Miré por la ventana y una caravana de gallinas, cerdos y vacas marchaba al
compás del viento. Entró Martha, mi esposa; lloraba. No me saludó, ni siquiera me
miró. Pensé que aún estaba molesta por la borrachera de la otra noche. No dije
nada para no avivar el su fuego. Salí al patio.
Observé a lo
lejos a la vieja Carmita, cargaba un caldero grande y negro. La llamé, pero no
me escuchó.
—Parece que va
a llover —dijo una voz atrás de la rancheta— vamos a tener que adelantar todo.
No es fácil caminar con el lodo que se arma cuando llueve… y más con semejante
carga.
No me preocupé
por aquel asunto. Recordé que mi burro estaba sin mudar. Caminé hacia el monte.

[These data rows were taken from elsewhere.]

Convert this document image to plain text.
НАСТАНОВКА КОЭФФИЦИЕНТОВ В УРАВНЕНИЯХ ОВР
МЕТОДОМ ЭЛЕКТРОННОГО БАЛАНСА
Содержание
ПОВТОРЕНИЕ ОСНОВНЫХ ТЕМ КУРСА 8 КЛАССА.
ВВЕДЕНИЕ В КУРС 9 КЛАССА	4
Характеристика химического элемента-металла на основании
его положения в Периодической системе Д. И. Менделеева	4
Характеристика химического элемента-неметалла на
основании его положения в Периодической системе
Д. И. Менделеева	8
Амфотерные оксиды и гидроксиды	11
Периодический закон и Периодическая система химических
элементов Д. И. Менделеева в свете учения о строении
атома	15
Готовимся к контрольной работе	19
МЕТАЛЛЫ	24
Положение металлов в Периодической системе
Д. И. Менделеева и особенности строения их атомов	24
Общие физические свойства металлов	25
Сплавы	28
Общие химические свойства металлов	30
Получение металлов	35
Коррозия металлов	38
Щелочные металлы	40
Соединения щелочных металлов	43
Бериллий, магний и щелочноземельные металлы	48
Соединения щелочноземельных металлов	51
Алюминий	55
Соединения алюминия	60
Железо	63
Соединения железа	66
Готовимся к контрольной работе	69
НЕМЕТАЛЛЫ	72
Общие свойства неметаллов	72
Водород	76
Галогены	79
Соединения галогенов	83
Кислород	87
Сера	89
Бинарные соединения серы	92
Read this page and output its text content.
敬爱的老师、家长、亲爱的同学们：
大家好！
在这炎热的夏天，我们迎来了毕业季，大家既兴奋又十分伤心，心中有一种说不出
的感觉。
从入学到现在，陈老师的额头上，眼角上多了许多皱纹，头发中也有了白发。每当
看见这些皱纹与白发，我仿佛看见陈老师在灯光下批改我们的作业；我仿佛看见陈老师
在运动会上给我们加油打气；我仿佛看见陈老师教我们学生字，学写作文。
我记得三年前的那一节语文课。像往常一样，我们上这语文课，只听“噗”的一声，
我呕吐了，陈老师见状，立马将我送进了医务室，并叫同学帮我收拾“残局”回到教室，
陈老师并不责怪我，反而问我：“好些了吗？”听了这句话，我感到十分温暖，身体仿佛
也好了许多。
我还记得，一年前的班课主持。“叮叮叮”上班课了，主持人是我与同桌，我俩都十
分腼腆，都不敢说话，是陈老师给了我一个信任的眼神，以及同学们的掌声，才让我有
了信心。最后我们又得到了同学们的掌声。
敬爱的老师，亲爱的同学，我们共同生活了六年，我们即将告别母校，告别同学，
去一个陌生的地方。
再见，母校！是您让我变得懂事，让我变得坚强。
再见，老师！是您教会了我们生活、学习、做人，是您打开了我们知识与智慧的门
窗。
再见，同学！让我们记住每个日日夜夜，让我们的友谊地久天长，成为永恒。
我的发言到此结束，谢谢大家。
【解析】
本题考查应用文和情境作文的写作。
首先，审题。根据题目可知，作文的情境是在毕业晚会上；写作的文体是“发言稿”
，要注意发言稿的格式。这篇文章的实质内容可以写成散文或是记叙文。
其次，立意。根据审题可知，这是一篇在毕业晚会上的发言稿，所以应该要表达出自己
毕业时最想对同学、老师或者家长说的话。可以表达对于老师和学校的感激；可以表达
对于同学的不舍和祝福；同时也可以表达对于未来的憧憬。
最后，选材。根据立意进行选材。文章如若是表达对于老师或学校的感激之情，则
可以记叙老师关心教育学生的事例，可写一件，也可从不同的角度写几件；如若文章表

A varios metros lo vi y me acerqué a él.
—¡Quiko!. -grité.
El animal
volteó, me miró y empezó a rebuznar como asustado.
—¡Quiko,
quieto! –le repliqué.
Mas la bestia
como quien le huye al demonio emprendió la huida, rompiendo de un tirón el lazo
que le ataba. Traté de alcanzarlo. No pude. A lo lejos vi un hombre: blanco,
delgado, alto, con el rostro cansado y
lleno de arrugas. Me acerqué a él. Era Polo, el viejo Polo a quien no le gusta
hablar más que para pedir comida o agua. Pasó por mi lado.
—¡Buen día,
viejo! -dije.
Polo no me
contestó. Decidí caminar con él. Viajamos más o menos cien metros sin decir
palabra alguna.
—¿Cómo está el
platanal? -le pregunté para entablar conversación.
El continuaba
callado. Llegamos a la puerta del cementerio. Polo entró. Yo no: me aterran
esos lugares. Decidí regresar a casa. Justo detrás de la estancia estaba mi
mujer, aún lloraba. La miré, me acerqué a ella y le susurré:
—Mujer, para
de llorar.
Sus ojos
húmedos se tornaban rojos y los movía con impaciencia, sus manos le temblaban
al unísono de sus dientes, titiritaba.
—Ya no lo
vuelvo a hacer. -dije para consolarla.
Y ella, desesperada, se marchó gritando:
—¡Noooooo, no
puede ser, no!
La seguí. Entró
a la sala. Se detuvo delante de un ataúd. Me paré en la puerta asustado. A
pesar de mi temor quería saber quién ocupaba aquel cajón. Empecé a caminar
hacia el féretro. Llegué hasta él. Lo miré y vi mi rostro en el del muerto.